Bullets marks from Nazi airplanes

This is called the "Virgin Mary's Needle." It's a giant, obelisk-shaped stone that was put there when the church was built. The stone leans toward the church and it is said that when it finally touches the wall that will be the day of Armageddon. There are only a few inches to go.

Viking village

Just past the village and at the water's edge, you can see a tiny strip of land almost like a sand bar, out in the middle of an inlet. It is said that a scorcerer and his men were coming to the area to try and defeat the king, Olav. The sorcerer wanted to make such a powerful level of fog and darkness so that they would be able to catch Olav by surprise, but instead made it too dark and enveloped can read more by clicking on the photos below:

Later Arnt Ove took us on a drive around the island eventually to a tiny community called Skudesneshavn. At first we thought he was saying, "Scooter's Nest." The community is bound by strict building codes that don't allow for progressive building. All the structures have to remain in the old-fashioned way. The drive around the island was beautiful and reminiscent of Northern California coastlines. Small farms and hugged the hillsides and quaint homes stood along the rocky cliffs.
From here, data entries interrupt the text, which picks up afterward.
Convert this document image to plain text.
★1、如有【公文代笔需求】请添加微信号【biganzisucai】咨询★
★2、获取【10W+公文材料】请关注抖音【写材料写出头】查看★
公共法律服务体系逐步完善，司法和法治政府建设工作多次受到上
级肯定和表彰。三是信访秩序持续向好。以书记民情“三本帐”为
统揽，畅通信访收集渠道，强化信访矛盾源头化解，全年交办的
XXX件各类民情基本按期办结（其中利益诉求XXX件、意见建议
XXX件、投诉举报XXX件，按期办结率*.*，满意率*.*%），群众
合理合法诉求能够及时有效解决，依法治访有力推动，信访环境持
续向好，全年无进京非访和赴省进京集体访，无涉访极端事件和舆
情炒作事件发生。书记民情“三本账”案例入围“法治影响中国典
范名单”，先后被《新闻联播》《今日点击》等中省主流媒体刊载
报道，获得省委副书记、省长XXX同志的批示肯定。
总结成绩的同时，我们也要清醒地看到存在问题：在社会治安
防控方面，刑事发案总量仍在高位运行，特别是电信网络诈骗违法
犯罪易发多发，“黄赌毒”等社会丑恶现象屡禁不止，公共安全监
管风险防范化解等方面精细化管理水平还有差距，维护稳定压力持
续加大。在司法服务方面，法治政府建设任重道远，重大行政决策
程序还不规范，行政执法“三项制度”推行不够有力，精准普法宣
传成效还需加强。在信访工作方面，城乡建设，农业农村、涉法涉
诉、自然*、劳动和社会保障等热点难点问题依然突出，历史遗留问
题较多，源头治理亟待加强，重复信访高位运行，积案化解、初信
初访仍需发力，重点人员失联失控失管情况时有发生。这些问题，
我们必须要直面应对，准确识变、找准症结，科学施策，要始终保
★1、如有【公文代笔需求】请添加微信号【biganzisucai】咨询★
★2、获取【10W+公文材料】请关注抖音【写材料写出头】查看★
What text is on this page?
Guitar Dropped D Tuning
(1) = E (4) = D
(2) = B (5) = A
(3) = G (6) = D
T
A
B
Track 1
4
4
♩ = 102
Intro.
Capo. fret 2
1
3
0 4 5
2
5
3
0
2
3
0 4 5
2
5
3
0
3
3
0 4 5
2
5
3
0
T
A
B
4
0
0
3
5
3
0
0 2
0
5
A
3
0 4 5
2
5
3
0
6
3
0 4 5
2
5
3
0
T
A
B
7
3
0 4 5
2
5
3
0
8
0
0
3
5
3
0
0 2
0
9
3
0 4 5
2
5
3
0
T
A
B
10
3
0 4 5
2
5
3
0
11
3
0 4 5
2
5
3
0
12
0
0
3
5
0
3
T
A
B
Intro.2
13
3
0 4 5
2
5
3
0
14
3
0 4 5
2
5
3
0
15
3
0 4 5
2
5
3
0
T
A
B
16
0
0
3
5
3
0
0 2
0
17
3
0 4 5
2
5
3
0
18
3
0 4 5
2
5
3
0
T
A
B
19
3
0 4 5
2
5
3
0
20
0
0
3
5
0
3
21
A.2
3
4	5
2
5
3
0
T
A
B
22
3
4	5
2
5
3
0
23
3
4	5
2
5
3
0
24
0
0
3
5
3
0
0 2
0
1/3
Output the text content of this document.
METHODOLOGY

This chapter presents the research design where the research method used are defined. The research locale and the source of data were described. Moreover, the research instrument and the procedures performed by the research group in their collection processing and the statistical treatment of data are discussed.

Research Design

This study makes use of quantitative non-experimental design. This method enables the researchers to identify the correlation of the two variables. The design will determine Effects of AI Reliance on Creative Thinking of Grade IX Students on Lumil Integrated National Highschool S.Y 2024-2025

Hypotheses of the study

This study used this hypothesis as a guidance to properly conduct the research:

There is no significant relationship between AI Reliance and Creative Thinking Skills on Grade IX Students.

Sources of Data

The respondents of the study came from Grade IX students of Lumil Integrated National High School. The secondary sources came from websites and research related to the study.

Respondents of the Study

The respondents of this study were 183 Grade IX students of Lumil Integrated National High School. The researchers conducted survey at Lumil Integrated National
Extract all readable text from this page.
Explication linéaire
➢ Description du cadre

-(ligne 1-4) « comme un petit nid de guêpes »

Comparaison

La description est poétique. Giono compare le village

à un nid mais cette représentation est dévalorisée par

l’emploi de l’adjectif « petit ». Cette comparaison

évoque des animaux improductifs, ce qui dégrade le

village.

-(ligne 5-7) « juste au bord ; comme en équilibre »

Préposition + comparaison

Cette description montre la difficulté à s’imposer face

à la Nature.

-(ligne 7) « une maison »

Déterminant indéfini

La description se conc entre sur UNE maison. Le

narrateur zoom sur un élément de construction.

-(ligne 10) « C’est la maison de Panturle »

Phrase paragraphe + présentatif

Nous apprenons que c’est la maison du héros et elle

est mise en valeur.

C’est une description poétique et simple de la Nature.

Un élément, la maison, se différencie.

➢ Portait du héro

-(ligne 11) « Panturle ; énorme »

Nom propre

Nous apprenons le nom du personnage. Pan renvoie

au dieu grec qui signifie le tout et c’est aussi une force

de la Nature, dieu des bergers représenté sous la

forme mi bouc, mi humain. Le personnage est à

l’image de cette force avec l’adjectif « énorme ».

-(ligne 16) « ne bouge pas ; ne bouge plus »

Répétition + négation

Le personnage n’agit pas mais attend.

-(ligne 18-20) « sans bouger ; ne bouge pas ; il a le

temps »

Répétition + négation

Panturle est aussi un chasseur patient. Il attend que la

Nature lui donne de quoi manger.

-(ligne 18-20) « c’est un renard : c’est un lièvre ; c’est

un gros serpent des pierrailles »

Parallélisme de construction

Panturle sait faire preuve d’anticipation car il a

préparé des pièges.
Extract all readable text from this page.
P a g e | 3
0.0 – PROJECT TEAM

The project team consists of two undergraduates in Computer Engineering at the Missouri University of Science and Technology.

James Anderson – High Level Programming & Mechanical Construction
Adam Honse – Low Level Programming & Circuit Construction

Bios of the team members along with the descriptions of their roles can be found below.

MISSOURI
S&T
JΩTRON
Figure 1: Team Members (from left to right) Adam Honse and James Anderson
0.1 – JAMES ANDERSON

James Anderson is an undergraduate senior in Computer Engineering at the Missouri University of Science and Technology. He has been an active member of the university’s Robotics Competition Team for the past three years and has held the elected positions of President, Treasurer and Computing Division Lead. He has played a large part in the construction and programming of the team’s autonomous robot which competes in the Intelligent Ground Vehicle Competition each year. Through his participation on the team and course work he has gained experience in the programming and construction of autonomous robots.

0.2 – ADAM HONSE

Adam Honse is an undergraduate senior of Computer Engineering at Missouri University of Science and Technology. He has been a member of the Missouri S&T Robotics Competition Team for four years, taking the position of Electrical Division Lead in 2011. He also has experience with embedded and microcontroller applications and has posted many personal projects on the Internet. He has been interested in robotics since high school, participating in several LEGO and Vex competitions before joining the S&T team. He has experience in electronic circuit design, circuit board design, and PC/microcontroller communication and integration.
Arnt Ove lead us to what used to be an old copper mine. It is now a water filled pit adjacent to a pretty little park and mine museum. The mine is significant because it supplied the copper that was used to make what eventually became a fairly famous American statue....See photo below:

The gig last night was a quiet one. Everyone was at home getting their traditional Norwegian costumes ready for Constitution Day, a national Norwegian holiday, basically their Fourth of July.